C’è un rapporto inversamente proporzionale fra la popolarità di Silvio Berlusconi e la libertà d’informazione nel nostro Paese. E non dev’essere una coincidenza del tutto occasionale.
Mentre il premier-tycoon rivendica pubblicamente - ultimi sondaggi alla mano - di aver raggiunto (per ora) il 75,1 per cento dei consensi e di aver superato così anche il presidente americano "bello e abbronzato", Barack Obama, proprio dagli Stati Uniti arriva la notizia che l’Italia viene declassata per la prima volta da Paese "libero" (free) a "parzialmente libero" (partly free). Siamo l’unico caso nell’Europa occidentale, preceduti di una sola posizione dalla Grecia che però mantiene la valutazione "free". Né può confortare la constatazione di ritrovarci allineati, in questa assai poco edificante classifica, alla Turchia.
A dirlo, non sono però i soliti giornali di sinistra che riescono a ingannare nell’intimità familiare perfino la signora Veronica Lario in Berlusconi. Per ironia del destino, il giudizio sul governo del Popolo della libertà reca l’imprimatur di "Freedom House", la Casa della Libertà, l’organizzazione autonoma americana che esamina dal 1980, cioè da prima della fatidica "discesa in campo", lo stato dell’informazione in 195 Paesi di tutto il mondo. Si tratta, dunque, di una retrocessione su scala planetaria che relega l’Italia al settantatreesimo posto, dopo Benin e Israele.

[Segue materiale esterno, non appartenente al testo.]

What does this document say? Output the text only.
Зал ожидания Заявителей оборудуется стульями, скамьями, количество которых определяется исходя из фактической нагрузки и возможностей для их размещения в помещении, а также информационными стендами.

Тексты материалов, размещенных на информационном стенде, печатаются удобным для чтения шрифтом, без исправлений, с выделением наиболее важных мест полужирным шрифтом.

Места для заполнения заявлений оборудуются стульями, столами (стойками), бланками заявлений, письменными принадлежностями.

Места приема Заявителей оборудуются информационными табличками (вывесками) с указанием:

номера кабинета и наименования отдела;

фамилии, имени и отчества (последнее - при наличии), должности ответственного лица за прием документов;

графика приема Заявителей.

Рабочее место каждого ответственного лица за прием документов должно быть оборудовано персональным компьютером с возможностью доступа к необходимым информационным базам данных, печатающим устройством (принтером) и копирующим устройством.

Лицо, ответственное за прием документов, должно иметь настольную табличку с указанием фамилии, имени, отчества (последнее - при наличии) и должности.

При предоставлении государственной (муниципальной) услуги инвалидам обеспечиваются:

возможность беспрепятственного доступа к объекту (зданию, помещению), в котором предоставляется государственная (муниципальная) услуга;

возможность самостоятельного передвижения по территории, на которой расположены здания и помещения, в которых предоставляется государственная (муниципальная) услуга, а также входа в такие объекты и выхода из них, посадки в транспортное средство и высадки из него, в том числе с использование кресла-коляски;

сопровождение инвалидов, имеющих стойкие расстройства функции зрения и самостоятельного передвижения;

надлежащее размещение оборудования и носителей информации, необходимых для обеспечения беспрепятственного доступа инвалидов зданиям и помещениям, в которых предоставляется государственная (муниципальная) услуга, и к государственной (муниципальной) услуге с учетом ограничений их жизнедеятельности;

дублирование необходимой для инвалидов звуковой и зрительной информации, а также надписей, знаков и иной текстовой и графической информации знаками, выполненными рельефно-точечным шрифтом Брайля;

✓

Qual è esattamente la motivazione? Ecco il testo dell’inappellabile sentenza: "Nonostante l’Europa occidentale goda a tutt’oggi della più ampia libertà di stampa, l’Italia è stata retrocessa nella categoria dei Paesi parzialmente liberi, dal momento che la libertà di parola è stata limitata da nuove leggi, dai tribunali, dalle crescenti intimidazioni subite dai giornalisti da parte della criminalità organizzata e dei gruppi di estrema destra, e a causa dell’eccessiva concentrazione della proprietà dei media". Sono più o meno gli stessi argomenti che fanno scandalo quando li pronuncia Sabina Guzzanti dal palcoscenico, nel suo provocatorio spettacolo di satira e denuncia politica intitolato "Vilipendio".
A conferma poi del fatto che questa non è una mania nostrana né tantomeno un’ossessione, il verdetto di "Freedom House" cita esplicitamente la "concentrazione della proprietà dei media" e quindi la mai abbastanza vituperata legge Gasparri con cui il precedente governo Berlusconi introdusse norme che - secondo l’organizzazione autonoma americana - favoriscono l’azienda televisiva del medesimo Berlusconi. La conclusione, già ampiamente nota ai lettori di questo giornale, è che il nostro presidente del Consiglio possiede Mediaset e, attraverso il governo, controlla anche la Rai.
Per completezza dell’informazione, dobbiamo aggiungere che su un universo di 195 Paesi solo 70 sono classificati "free", pari a poco più di un terzo; 61 sono "parzialmente liberi", come noi; e 64 "non liberi". La situazione è particolarmente peggiorata, oltre che in Italia, nell’Est asiatico, a cominciare dalla Cambogia. Mentre nell’Europa occidentale, a giudizio di "Freedom House", i Paesi più liberi risultano - nell’ordine - l’Islanda al primo posto, poi al secondo la Finlandia e la Norvegia, seguiti da Danimarca e Svezia.
In attesa ora che la crescente popolarità di Berlusconi conquisti anche il residuo 24,9 per cento dei consensi, converrà magari programmare un viaggio verso Nord, ai confini della realtà, per verificare in loco le condizioni effettive della libertà di stampa. Chi vuole, eventualmente, può staccare il biglietto di ritorno anche dopo.